Robert Henley, as I have said, was also studying with John Morgan. He had just left Eton. Lady Sarah asked him to Church House at her sister-in-law's request; but he did not often find time to come and see them. He used to be tramping off to Putney, where he and his friend Frank Raban kept a boat; or they would be locked up together with ink and blots and paper in John Morgan's study. Raban was older than Henley. He was at College, but he had come up for a time to read for his degree.

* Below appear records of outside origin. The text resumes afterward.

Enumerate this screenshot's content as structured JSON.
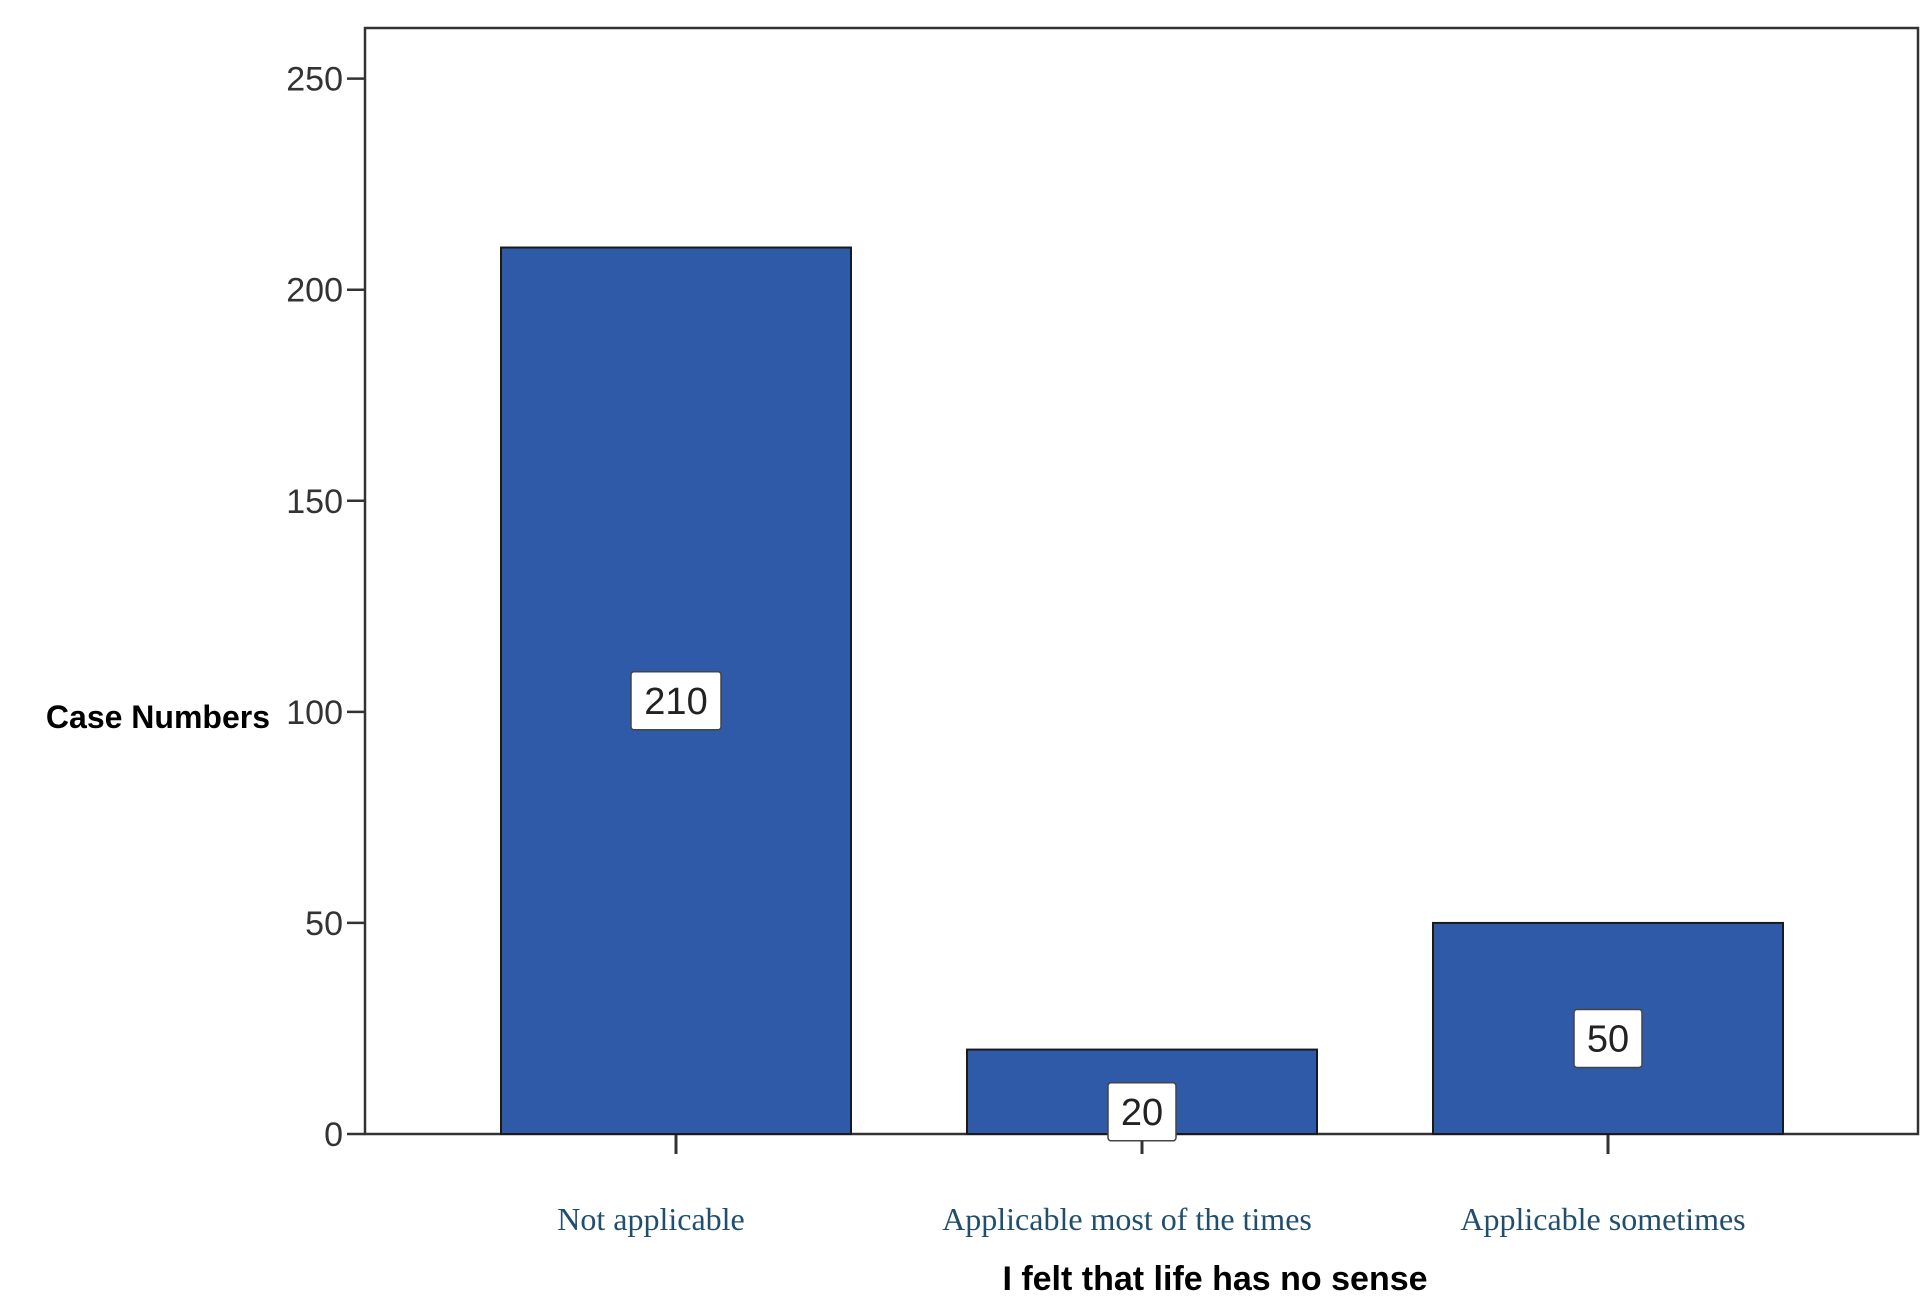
{
  "chart_data": {
    "type": "bar",
    "title": "",
    "xlabel": "I felt that life has no sense",
    "ylabel": "Case Numbers",
    "categories": [
      "Not applicable",
      "Applicable most of the times",
      "Applicable sometimes"
    ],
    "values": [
      210,
      20,
      50
    ],
    "data_labels": [
      "210",
      "20",
      "50"
    ],
    "ylim": [
      0,
      262
    ],
    "yticks": [
      0,
      50,
      100,
      150,
      200,
      250
    ],
    "ytick_labels": [
      "0",
      "50",
      "100",
      "150",
      "200",
      "250"
    ],
    "grid": false,
    "legend": "none",
    "colors": {
      "bar_fill": "#2e5aa8",
      "bar_stroke": "#1a1a1a",
      "axis": "#333333",
      "tick_label": "#333333",
      "category_label": "#1f4e6e",
      "label_box_fill": "#ffffff"
    }
  }
}
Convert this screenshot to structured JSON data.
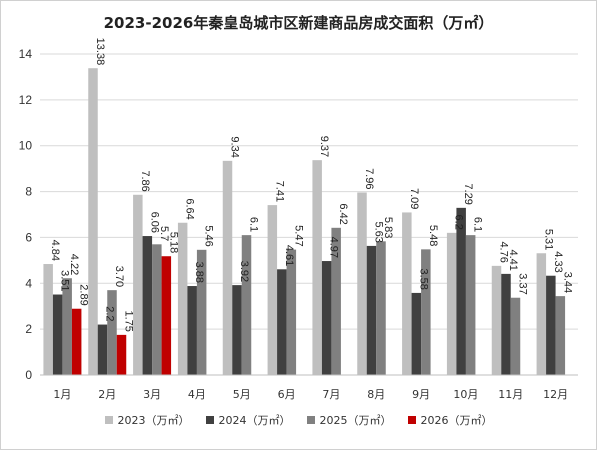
{
  "chart_data": {
    "type": "bar",
    "title": "2023-2026年秦皇岛城市区新建商品房成交面积（万㎡）",
    "categories": [
      "1月",
      "2月",
      "3月",
      "4月",
      "5月",
      "6月",
      "7月",
      "8月",
      "9月",
      "10月",
      "11月",
      "12月"
    ],
    "ylim": [
      0,
      14
    ],
    "yticks": [
      0,
      2,
      4,
      6,
      8,
      10,
      12,
      14
    ],
    "grid": true,
    "legend_position": "bottom",
    "series": [
      {
        "name": "2023（万㎡）",
        "color": "#bfbfbf",
        "values": [
          4.84,
          13.38,
          7.86,
          6.64,
          9.34,
          7.41,
          9.37,
          7.96,
          7.09,
          6.2,
          4.76,
          5.31
        ],
        "labels": [
          "4.84",
          "13.38",
          "7.86",
          "6.64",
          "9.34",
          "7.41",
          "9.37",
          "7.96",
          "7.09",
          "6.2",
          "4.76",
          "5.31"
        ]
      },
      {
        "name": "2024（万㎡）",
        "color": "#404040",
        "values": [
          3.51,
          2.2,
          6.06,
          3.88,
          3.92,
          4.61,
          4.97,
          5.63,
          3.58,
          7.29,
          4.41,
          4.33
        ],
        "labels": [
          "3.51",
          "2.2",
          "6.06",
          "3.88",
          "3.92",
          "4.61",
          "4.97",
          "5.63",
          "3.58",
          "7.29",
          "4.41",
          "4.33"
        ]
      },
      {
        "name": "2025（万㎡）",
        "color": "#808080",
        "values": [
          4.22,
          3.7,
          5.7,
          5.46,
          6.1,
          5.47,
          6.42,
          5.83,
          5.48,
          6.1,
          3.37,
          3.44
        ],
        "labels": [
          "4.22",
          "3.70",
          "5.7",
          "5.46",
          "6.1",
          "5.47",
          "6.42",
          "5.83",
          "5.48",
          "6.1",
          "3.37",
          "3.44"
        ]
      },
      {
        "name": "2026（万㎡）",
        "color": "#c00000",
        "values": [
          2.89,
          1.75,
          5.18,
          null,
          null,
          null,
          null,
          null,
          null,
          null,
          null,
          null
        ],
        "labels": [
          "2.89",
          "1.75",
          "5.18",
          null,
          null,
          null,
          null,
          null,
          null,
          null,
          null,
          null
        ]
      }
    ]
  }
}
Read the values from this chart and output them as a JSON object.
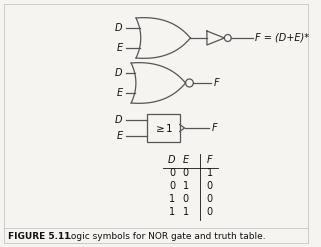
{
  "title": "FIGURE 5.11",
  "caption": "Logic symbols for NOR gate and truth table.",
  "bg_color": "#f5f4f0",
  "gate_color": "#555555",
  "line_color": "#555555",
  "text_color": "#111111",
  "border_color": "#bbbbbb",
  "truth_table": {
    "headers": [
      "D",
      "E",
      "F"
    ],
    "rows": [
      [
        0,
        0,
        1
      ],
      [
        0,
        1,
        0
      ],
      [
        1,
        0,
        0
      ],
      [
        1,
        1,
        0
      ]
    ]
  },
  "equation": "F = (D+E)*"
}
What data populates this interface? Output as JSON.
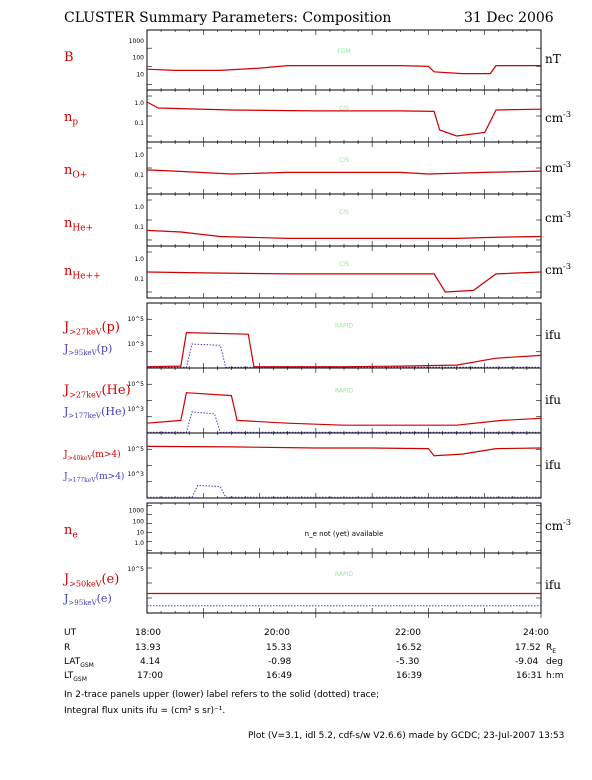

Old Betty, the cook at John Morgan's, was a Yorkshire woman, and she took a motherly interest in the pupils. She had much to say about young Mr. Raban, whose relations she knew in Yorkshire. Betty used to call Frank Raban 'a noist young man.'
'He's Squoire's hair and grandsun loike,' she told Rhoda and Dolly one day. 'They cannot do n' less nor roast a hox when 'a cooms t' hage.'
After this Rhoda used to stand on tip-toe and respectfully peep through the study window at the heads and the books and the tobacco-smoke within; but there was a big table in the way, and she could never see much more than her own nose reflected in the glass. Once or twice, when George was in the way, as a great favour he would be allowed to accompany the young men in one of their long expeditions in big boots. They would come home late in the evening, tired and hungry and calling out for food. At whatever hour they came old Betty had a meal of cold meat and cake for them, of which George partook with good appetite. At Church House, if George was late for dinner he had to wait for tea and thin bread-and-butter at eight o'clock. Lady Sarah, who had fought many a battle for George's father, now—from some curious retrospective feeling—seemed to feel it her duty to revive many of her late husband's peculiarities, and one of them was that nothing was to be allowed to interfere with the routine of the house. Routine there was none at the curate's, although there were more hours, perhaps, than in any other house in Old Street. The sun rose and set, the seasons drifted through the back garden in changing tints and lights, each day brought its burden, and the dinner-time was shifted to it.